HONOLULU, January 5, 2013 – The Obama Administration’s crowdsourcing initiative on the White House “We The People” website has drawn both noble and bizarre petitions alike, ranging from requests to honor firefighters with medals to calls for the deportation of Piers Morgan, and even the construction of a Death Star superlaser weapon.
A new petition, created just last week on Christmas Day, calls for the Roman Catholic Church to be classified as a hate group, “as defined by both the Southern Poverty Law Center and the Anti-Defamation League,” and has amassed some 1,768 signatures.
The people already have Congress and their state legislatures to represent and deliberate over their petitions. (AP file photo/J. Scott Applewhite)
While it is highly unlikely that the Roman Catholic Church and its followers are in any risk of being labeled by the U.S. government as a hate group, the petition on the White House website points to the dark side of crowdsourcing and online microconstituent involvement in national politics. Such incendiary petitions often arouse more anger than meaningful policy discussion and tend to entrench bitterness between competing interests rather than ameliorate it.

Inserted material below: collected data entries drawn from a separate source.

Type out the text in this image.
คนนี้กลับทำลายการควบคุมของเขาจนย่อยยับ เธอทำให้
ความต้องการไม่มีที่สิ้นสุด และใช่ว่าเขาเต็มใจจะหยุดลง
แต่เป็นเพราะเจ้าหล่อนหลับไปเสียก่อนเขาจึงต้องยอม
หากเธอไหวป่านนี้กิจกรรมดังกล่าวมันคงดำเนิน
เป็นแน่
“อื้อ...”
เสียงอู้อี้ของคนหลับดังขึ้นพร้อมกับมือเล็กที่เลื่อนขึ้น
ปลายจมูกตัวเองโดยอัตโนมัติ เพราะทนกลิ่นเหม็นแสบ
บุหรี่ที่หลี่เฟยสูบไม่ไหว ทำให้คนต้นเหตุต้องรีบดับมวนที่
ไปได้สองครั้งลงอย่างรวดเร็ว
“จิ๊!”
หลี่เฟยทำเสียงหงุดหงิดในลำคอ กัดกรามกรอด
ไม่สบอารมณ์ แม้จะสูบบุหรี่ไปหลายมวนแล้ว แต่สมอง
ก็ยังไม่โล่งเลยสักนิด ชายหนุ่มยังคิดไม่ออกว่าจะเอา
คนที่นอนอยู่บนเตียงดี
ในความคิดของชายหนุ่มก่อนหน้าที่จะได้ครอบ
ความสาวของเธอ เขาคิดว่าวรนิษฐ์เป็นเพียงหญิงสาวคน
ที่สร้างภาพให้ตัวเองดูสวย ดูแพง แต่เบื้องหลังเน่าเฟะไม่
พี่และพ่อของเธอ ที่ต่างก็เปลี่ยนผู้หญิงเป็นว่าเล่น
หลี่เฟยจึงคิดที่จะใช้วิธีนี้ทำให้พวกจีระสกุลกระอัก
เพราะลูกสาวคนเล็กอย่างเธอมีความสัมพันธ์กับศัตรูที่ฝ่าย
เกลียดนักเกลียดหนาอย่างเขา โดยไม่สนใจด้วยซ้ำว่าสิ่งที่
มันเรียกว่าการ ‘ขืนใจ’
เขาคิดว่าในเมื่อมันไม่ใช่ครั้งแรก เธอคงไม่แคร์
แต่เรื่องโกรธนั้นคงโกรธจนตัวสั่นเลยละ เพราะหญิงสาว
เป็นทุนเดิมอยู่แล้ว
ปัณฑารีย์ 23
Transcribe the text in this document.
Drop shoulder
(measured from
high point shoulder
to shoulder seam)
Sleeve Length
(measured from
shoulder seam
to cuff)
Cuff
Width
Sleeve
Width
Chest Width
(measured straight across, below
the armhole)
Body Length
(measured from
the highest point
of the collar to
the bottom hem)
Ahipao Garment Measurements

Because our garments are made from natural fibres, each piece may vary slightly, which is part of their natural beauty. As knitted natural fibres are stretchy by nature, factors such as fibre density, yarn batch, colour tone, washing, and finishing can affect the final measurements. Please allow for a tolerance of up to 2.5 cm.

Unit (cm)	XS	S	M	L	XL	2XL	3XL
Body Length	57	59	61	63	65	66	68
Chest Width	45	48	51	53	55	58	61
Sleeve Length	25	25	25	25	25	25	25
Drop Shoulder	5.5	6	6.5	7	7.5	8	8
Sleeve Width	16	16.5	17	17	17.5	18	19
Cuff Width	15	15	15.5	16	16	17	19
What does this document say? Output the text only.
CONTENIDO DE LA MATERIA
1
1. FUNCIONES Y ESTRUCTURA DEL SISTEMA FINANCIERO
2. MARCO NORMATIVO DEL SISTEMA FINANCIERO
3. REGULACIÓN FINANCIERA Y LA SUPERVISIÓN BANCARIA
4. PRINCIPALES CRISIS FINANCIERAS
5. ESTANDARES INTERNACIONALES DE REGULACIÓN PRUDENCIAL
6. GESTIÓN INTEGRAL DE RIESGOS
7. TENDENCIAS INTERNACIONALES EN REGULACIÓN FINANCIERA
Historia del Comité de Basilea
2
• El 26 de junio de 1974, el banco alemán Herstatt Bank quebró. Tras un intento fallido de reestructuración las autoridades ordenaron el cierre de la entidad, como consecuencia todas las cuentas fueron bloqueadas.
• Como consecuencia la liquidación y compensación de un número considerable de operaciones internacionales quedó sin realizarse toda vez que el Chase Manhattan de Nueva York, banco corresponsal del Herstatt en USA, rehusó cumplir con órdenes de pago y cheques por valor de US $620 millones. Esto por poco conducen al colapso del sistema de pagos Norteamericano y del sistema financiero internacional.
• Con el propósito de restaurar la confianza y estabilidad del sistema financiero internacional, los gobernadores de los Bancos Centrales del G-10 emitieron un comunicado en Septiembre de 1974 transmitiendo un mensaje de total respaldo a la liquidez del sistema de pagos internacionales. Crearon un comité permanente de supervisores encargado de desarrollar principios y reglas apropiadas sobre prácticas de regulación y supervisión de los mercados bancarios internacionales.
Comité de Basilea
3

Though the Obama Administration’s crowdsourcing experiment is a well-intentioned effort to increase involvement in democracy, the fact that the petitions are hosted (though not necessarily endorsed) on the official White House website presents an opportunity for groups to agitate, cyber-bully and accuse on a national and even international scale.
President Obama should seriously reconsider whether or not the ongoing hosting of petitions reflects positively on the Executive Branch and the United States. The Constitution already provides for the people to be represented by their representatives in the House and the states by the Senate.
America’s founders were always concerned about the impact that inflamed public passions could have on the direction of public policy and the nation. James Madison wrote, “A popular Government without popular information, or the means of acquiring it, is but a Prologue to a Farce or a Tragedy, or perhaps both.”
The character and honor of the United States of America should be upheld at all times and not made an unwitting accomplice to the politics of agitation and strife.